Each injury has introduced me (not by choice) to an alternative exercise routine that I came to value and never dropped.
- Physical Therapy- If indicated, physical therapy is not only a source of recommended therapeutic movement but of support, healing and achievable goals. As such, it is physically and psychologically relieving.
- Being Good At Being Bad at Something New- Getting good at this skill suggested by Otto and Smits, authors of Exercise for Mood and Anxiety, is invaluable after injury because it opens all the doors of possibility.If you are willing to try a new exercise or athletic experience without the expectation or need to be good at it, it is a win-win. In the best of situations you love it.

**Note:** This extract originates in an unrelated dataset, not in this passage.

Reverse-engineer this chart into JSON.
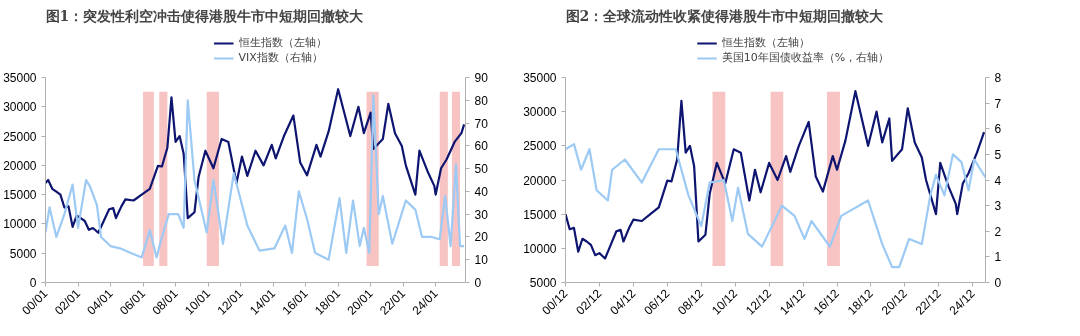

In the worst of possibilities, you have had a novel experience and a ridiculous story to tell!
A one-time runner who resigned himself to walk the dog through the neighborhood was startled by what unfolded between the response of neighbors to the dog and to him.
Take A New Look At Your Old Exercise Routine
Very often after injury, you can miss your old exercise routine. It is worth considering what made it so important to you, so stress reducing, so restorative. It may well have been a function of a number of factors – not just the physical movement of the exercise itself. As such, it is valuable to identify those factors so that you can re-set them into your life–whether you are exercising or not.
- Maybe you loved being outdoors while you exercised.
- Maybe you enjoyed being away from the house and the family for a definite set time.
- Maybe you loved the music you listened to when you exercised.
- Maybe you really looked forward to sharing time with a group of men or women.
- Maybe you enjoyed doing something that was meditative.
A closer look at your favorite exercise routine expands stress reduction into many dimensions.
Work on a Different Goal
- There is something to be said about multi-tasking when it helps you not watch water boil or injuries heal.
- A valuable and often unexpected stress reducer that some people set in motion when they come to know that they will be away from the gym, road or bicycle club for awhile, is a completely different goal in tandem with their rehab and recovery.
- Be it taking or giving a course, refinishing furniture, making jewelry, planning a trip or studying a language, the competitive goal is valuable in that it offers a need to look away from the injury and loss.
- It offers a new and different perspective on the need and use of time.
Re-Open Your Drawer of Resiliency Traits
A valuable source of stress reduction that we often overlook can be found in the consideration of our own resiliency traits. Be it intelligence, creativity, social skills, spirituality, musicality, artistic ability, love of nature or culinary creations—any of these can be used as entrée to activities and relationships that refuel us, validate our talents and heal in many ways.
The Gift of A New Worldview
It is difficult to journey from our necessary illusion of control and body mastery through injury, disruption, stress and healing without personally changing.
For many, the change is beyond physical and psychological restoration.
It is a sense of humility for what we can and cannot control and a sense of gratitude for what we can.
It is a respect and appreciation for those whose suffering persists.
It is the gift of a worldview that you can rarely find in easy places.